Mili Tasch, Guia conferencista e presidente do Centro de Estudos sobre a Emigração.

Uma melodia, já bastante antiga, cantada por Tony de Matos, a canção “Lado a lado”, despertou há pouco na minha mente. Uma outra veio a seguir, menos antiga, da banda Deolinda, “Canção ao lado”.

E neste ecoar do lado a lado, voltei a pensar que é de facto, lado a lado, que vivemos no Luxemburgo. Não, não vivemos uns com os outros. Vivemos simples e dramaticamente ao lado uns dos outros. Nós, os Portugueses, de um lado, e os nossos amigos Luxemburgueses, do outro.

Ignorando-nos mutuamente, ignorando as diferentes formas de viver, ignorando a história que marcou o processo de construção dos nossos países respetivos. Sim, claro, sabemos bem que existe uma faixa da população cuja tendência se inscreve nitidamente num esquema de rejeição dos estrangeiros.

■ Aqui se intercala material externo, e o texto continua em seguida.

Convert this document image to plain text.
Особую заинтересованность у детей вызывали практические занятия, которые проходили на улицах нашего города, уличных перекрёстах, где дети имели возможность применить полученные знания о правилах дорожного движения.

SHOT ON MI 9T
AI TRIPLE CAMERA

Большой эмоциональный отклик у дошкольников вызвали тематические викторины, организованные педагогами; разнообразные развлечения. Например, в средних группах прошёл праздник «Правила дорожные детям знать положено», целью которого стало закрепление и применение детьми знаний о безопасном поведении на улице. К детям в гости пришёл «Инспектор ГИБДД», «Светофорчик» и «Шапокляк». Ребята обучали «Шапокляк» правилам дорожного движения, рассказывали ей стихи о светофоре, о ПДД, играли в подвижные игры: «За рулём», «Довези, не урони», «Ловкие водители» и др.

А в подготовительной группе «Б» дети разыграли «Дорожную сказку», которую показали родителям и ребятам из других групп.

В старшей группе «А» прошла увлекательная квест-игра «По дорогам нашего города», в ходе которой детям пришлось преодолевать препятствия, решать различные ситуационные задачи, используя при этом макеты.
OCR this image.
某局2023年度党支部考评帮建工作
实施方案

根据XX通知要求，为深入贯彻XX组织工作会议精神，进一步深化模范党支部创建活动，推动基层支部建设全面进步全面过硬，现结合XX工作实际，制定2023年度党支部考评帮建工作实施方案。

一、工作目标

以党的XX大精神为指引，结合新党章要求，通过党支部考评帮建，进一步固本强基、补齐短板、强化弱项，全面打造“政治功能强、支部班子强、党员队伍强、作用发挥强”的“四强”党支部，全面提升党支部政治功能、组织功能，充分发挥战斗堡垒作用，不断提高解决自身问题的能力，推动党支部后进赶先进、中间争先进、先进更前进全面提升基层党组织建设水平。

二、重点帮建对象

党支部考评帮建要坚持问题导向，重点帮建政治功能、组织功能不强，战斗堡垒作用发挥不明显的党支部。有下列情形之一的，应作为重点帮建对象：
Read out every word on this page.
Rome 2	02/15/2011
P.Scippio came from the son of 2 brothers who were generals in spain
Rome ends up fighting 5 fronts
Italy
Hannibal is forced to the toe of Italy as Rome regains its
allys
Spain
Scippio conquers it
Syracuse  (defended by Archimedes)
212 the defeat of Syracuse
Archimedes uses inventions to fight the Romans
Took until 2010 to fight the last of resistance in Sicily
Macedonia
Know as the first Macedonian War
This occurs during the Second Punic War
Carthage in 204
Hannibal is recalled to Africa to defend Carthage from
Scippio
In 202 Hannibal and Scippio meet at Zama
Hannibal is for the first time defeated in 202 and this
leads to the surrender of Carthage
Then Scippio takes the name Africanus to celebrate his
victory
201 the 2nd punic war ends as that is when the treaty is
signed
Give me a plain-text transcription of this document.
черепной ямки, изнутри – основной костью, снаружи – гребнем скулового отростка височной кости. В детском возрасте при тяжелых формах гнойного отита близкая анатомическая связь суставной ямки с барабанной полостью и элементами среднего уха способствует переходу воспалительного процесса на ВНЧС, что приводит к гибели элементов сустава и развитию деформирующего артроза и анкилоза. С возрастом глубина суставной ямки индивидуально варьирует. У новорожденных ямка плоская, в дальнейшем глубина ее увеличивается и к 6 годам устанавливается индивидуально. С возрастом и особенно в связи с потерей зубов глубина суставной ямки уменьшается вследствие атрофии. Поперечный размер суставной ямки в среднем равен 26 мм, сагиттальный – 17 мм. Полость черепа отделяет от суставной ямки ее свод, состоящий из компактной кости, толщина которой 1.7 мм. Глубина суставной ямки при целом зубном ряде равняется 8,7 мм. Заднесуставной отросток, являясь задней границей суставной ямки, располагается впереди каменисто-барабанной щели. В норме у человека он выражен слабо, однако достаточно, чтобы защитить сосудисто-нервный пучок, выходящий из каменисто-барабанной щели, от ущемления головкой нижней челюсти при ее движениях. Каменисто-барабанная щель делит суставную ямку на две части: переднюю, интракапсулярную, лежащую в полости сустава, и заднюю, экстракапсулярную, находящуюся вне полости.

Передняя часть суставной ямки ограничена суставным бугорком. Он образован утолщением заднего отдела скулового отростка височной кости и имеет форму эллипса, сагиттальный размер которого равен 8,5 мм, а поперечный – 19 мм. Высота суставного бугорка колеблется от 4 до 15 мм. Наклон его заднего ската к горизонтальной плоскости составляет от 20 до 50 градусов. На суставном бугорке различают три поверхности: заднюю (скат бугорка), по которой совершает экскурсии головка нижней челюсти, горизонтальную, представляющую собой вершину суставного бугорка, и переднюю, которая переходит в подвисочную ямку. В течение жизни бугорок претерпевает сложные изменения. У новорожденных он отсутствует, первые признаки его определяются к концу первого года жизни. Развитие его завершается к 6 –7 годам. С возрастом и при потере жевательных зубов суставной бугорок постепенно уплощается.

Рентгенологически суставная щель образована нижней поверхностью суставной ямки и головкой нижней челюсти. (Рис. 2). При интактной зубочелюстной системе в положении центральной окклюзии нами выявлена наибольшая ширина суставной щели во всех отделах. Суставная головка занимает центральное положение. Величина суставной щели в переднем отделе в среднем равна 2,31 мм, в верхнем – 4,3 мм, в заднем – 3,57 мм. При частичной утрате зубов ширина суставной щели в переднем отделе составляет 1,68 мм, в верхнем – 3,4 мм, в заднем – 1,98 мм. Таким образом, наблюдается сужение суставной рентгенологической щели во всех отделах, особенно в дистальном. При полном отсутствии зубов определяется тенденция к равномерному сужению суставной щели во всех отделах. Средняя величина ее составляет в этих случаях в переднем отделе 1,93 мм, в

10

E que tais tomadas de posição nos levam, cada vez mais, a distanciarmo-nos da realidade do país onde vivemos. No entanto, não podemos ignorar que existe uma outra percentagem da população cujo mérito é o de reconhecer a importância dos tais 48% de residentes não-Luxemburgueses.

O medo dos estrangeiros, esses medos abissais que subsistem desde as grandes ocupações francesas, austríacas e alemãs, acabaram por despoletar as guerras linguísticas, tão atuais, que impedem grandemente a integração das várias comunidades estrangeiras. Mas, verdade seja dita que, nos finais dos anos 60, a situação ainda era bem mais complexa porque uma grande parte da população só falava alemão e luxemburguês.

Agora chegámos a uma fase em que a língua portuguesa passou a ser a primeira língua veicular de 18% da população do país. Uma comunidade socialmente organizada com associações diversas e variadas, mas que existem numa quase total autarcia cultural, com eventos unicamente dirigidos a uma população lusófona.

E, paralelamente, uma parte da sociedade luxemburguesa, amuralhada nos seus recônditos linguísticos, reproduz um sistema de organização social e cultural semelhante ao nosso.  É o tal viver lado a lado.

Após várias décadas de presença portuguesa neste país, que sabemos nós uns dos outros? Qual é o nosso interesse pela história do país que escolhemos para viver?  E de que modo mostramos a nossa própria história e cultura?  Qual é o interesse pela nossa própria história para a podermos promover e divulgar?

Ao falar da história de Portugal, lembro-me que, há dois anos, quando esteve patente no Museu Nacional do Luxemburgo uma grande exposição sobre os descobrimentos portugueses, muito poucos Portugueses, dos noventa mil que somos, participaram nas visitas guiadas em língua portuguesa.

Uns, porque “já tinham aprendido na escola”, outros, porque não lhes foi incutido nem explicado o interesse que tal exposição representava para a nossa comunidade. A este propósito, desejo aqui referir que os responsáveis de confederações, federações e associações portuguesas falharam na responsabilidade moral que, creio, é a deles – nenhum, absolutamente nenhum deles, tomou a iniciativa de levar os seus membros e famílias ao Museu para ver e admirar os objetos excecionais que marcaram a nossa própria história.

As visitas guiadas em língua portuguesa ficaram muito aquém do número de público lusófono que se havia esperado. Passaram ao lado, demonstrando, assim, perante os esforços feitos pelas autoridades portuguesas e luxemburguesas que, finalmente, esse orgulho de ser português e de participar na promoção cultural e histórica do nosso país além-fronteiras é algo que lhes está alheio.

Teria sido uma oportunidade única para descobrir objetos de valor inestimável que, mesmo em Portugal, estão raramente expostos ao público. Bem como teria sido uma maneira para aprofundar detalhes históricos contados de maneira lúdica, aprendendo novas páginas da nossa história. Teria sido algo mais a transmitir aos nossos colegas e vizinhos luxemburgueses, para, de volta, receber outras tantas informações sobre a própria história deles.

Assim, voltando à minha reflexão inicial sobre o viver lado a lado, não posso deixar de pensar que, em alguns casos, a questão linguística não é unicamente uma barreira, que impede o viver juntos, é uma desculpa.

Por não fazer o que mais gosto

Eu canto com desgosto, o facto de aqui estar;

E é a mudar que vos proponho!

Não é um passo medonho em negras utopias;

É tão simples como mudar de posto na telefonia.

Proponho que troquem convosco e acertem com a vida!

(Deolinda, Canção ao Lado)

 

Mili Tasch, Guia conferencista e presidente do Centro de Estudos sobre a Emigração, escreve aos domingos no LUX24.